Parameters

Sampling parameters shape the token generation process of the model. You may send any parameters from the following list to the SIRAYA Model Router API.

SIRAYA Model Router will default to standard values if certain parameters are absent (e.g., temperature defaults to 1.0). Backend-specific parameters must be passed via extra_body — they cannot be placed at the top level of the request body.

Please refer to the Available Models section to confirm which parameters are supported by each model.

Core Parameters

Temperature

Key: temperature
Type: Float (0.0 to 2.0)
Default: 1.0

Influences the variety in the model's responses. Lower values lead to more predictable responses, while higher values encourage diversity. At 0, the model becomes deterministic (same response for same input).

Top P

Key: top_p
Type: Float (0.0 to 1.0)
Default: 1.0

Limits the model's choices to a percentage of likely tokens (Nucleus sampling). Only the top tokens whose cumulative probability adds up to P are considered.

N

Key: n
Type: Integer (1 or above)
Default: 1

Number of chat completion choices to generate for each input message.

Max Tokens

Key: max_tokens
Type: Integer (1 or above)

Sets the upper limit for the number of tokens the model can generate.
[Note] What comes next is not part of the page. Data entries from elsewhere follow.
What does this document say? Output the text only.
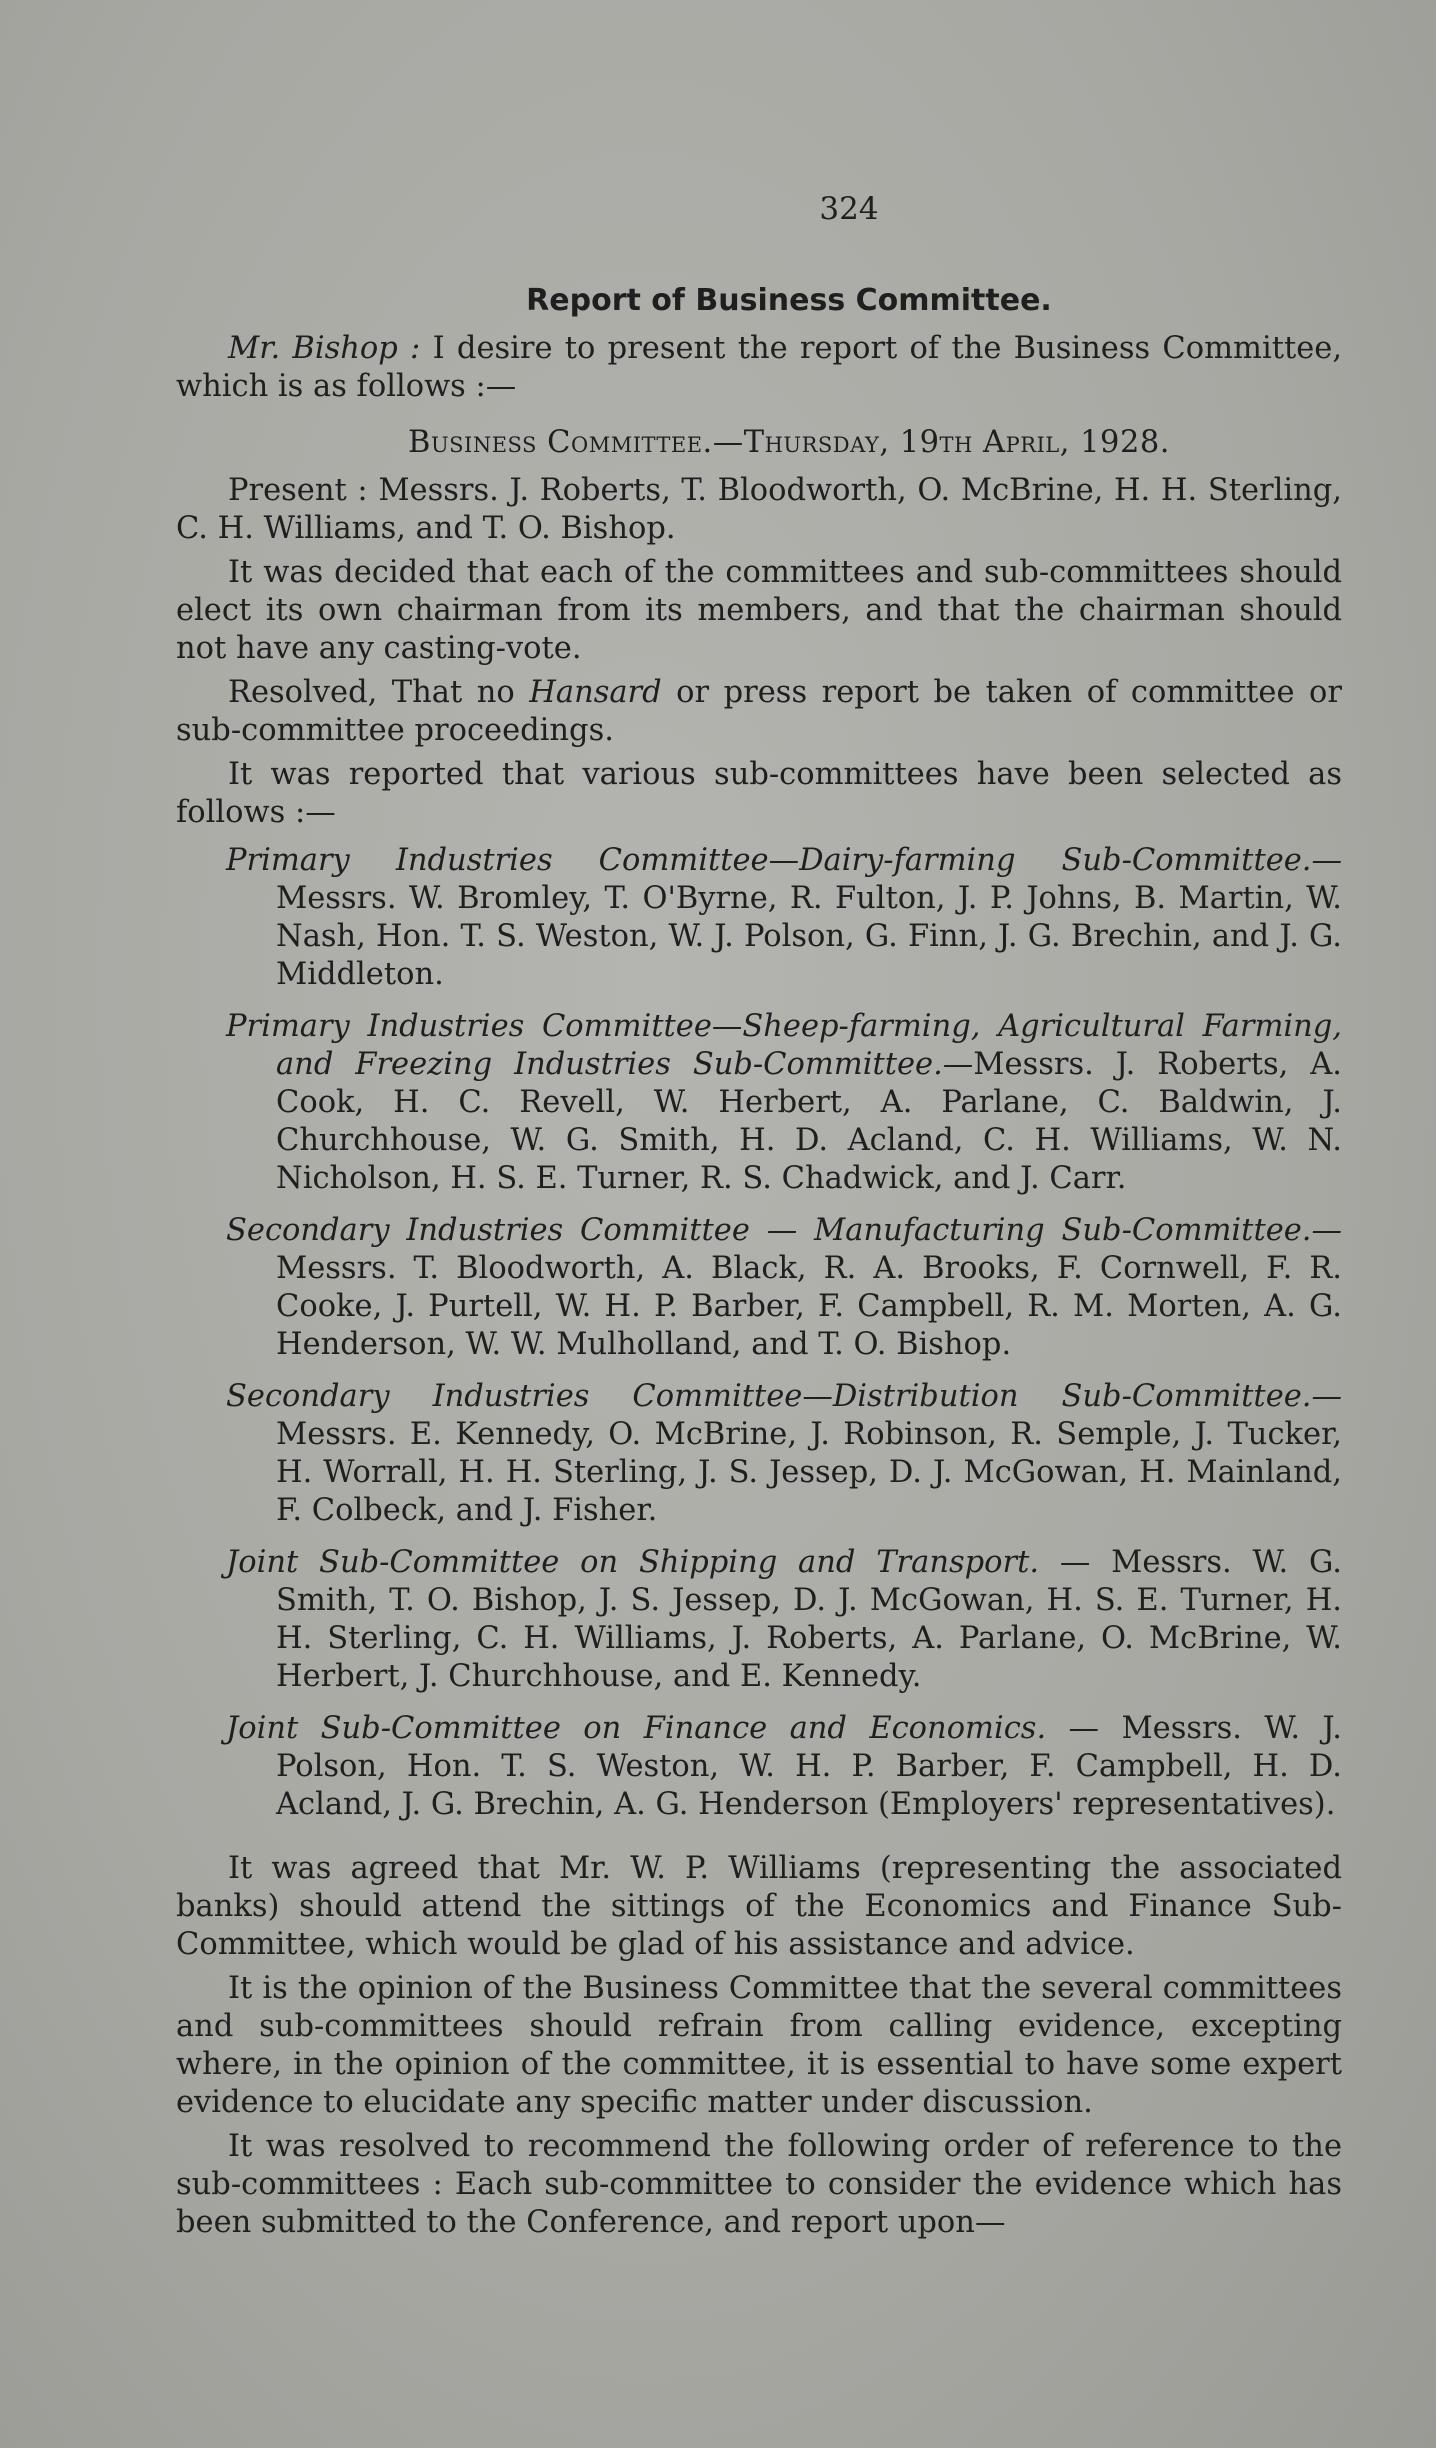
324
Report of Business Committee.

Mr. Bishop : I desire to present the report of the Business Committee, which is as follows :—

Business Committee.—Thursday, 19th April, 1928.

Present : Messrs. J. Roberts, T. Bloodworth, O. McBrine, H. H. Sterling, C. H. Williams, and T. O. Bishop.

It was decided that each of the committees and sub-committees should elect its own chairman from its members, and that the chairman should not have any casting-vote.

Resolved, That no Hansard or press report be taken of committee or sub-committee proceedings.

It was reported that various sub-committees have been selected as follows :—

Primary Industries Committee—Dairy-farming Sub-Committee.—Messrs. W. Bromley, T. O'Byrne, R. Fulton, J. P. Johns, B. Martin, W. Nash, Hon. T. S. Weston, W. J. Polson, G. Finn, J. G. Brechin, and J. G. Middleton.
Primary Industries Committee—Sheep-farming, Agricultural Farming, and Freezing Industries Sub-Committee.—Messrs. J. Roberts, A. Cook, H. C. Revell, W. Herbert, A. Parlane, C. Baldwin, J. Churchhouse, W. G. Smith, H. D. Acland, C. H. Williams, W. N. Nicholson, H. S. E. Turner, R. S. Chadwick, and J. Carr.
Secondary Industries Committee — Manufacturing Sub-Committee.—Messrs. T. Bloodworth, A. Black, R. A. Brooks, F. Cornwell, F. R. Cooke, J. Purtell, W. H. P. Barber, F. Campbell, R. M. Morten, A. G. Henderson, W. W. Mulholland, and T. O. Bishop.
Secondary Industries Committee—Distribution Sub-Committee.—Messrs. E. Kennedy, O. McBrine, J. Robinson, R. Semple, J. Tucker, H. Worrall, H. H. Sterling, J. S. Jessep, D. J. McGowan, H. Mainland, F. Colbeck, and J. Fisher.
Joint Sub-Committee on Shipping and Transport. — Messrs. W. G. Smith, T. O. Bishop, J. S. Jessep, D. J. McGowan, H. S. E. Turner, H. H. Sterling, C. H. Williams, J. Roberts, A. Parlane, O. McBrine, W. Herbert, J. Churchhouse, and E. Kennedy.
Joint Sub-Committee on Finance and Economics. — Messrs. W. J. Polson, Hon. T. S. Weston, W. H. P. Barber, F. Campbell, H. D. Acland, J. G. Brechin, A. G. Henderson (Employers' representatives).

It was agreed that Mr. W. P. Williams (representing the associated banks) should attend the sittings of the Economics and Finance Sub-Committee, which would be glad of his assistance and advice.

It is the opinion of the Business Committee that the several committees and sub-committees should refrain from calling evidence, excepting where, in the opinion of the committee, it is essential to have some expert evidence to elucidate any specific matter under discussion.

It was resolved to recommend the following order of reference to the sub-committees : Each sub-committee to consider the evidence which has been submitted to the Conference, and report upon—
Deprecated — use max_completion_tokens instead.

Max Completion Tokens

Key: max_completion_tokens
Type: Integer (1 or above)

Maximum generation token count (OpenAI recommended). Takes precedence over max_tokens if both are set.

Stream

Key: stream
Type: Boolean
Default: false

Enables streaming responses via Server-Sent Events. See the Streaming Guide for details.

Stream Options

Key: stream_options
Type: Object

Streaming configuration. Use {"include_usage": true} to include token usage in the final streaming chunk.

User

Key: user
Type: String

A unique identifier representing your end-user, which can help monitor and detect abuse.

Penalties and Bias

Frequency Penalty

Key: frequency_penalty
Type: Float (-2.0 to 2.0)
Default: 0.0

Penalizes tokens based on their frequency in the text so far. Encourages the model to use less frequent tokens.

Presence Penalty

Key: presence_penalty
Type: Float (-2.0 to 2.0)
Default: 0.0

Penalizes tokens based on whether they have already appeared in the text. Encourages the model to talk about new topics.

Logit Bias

Key: logit_bias
Type: Map (Token ID to Bias Value -100 to 100)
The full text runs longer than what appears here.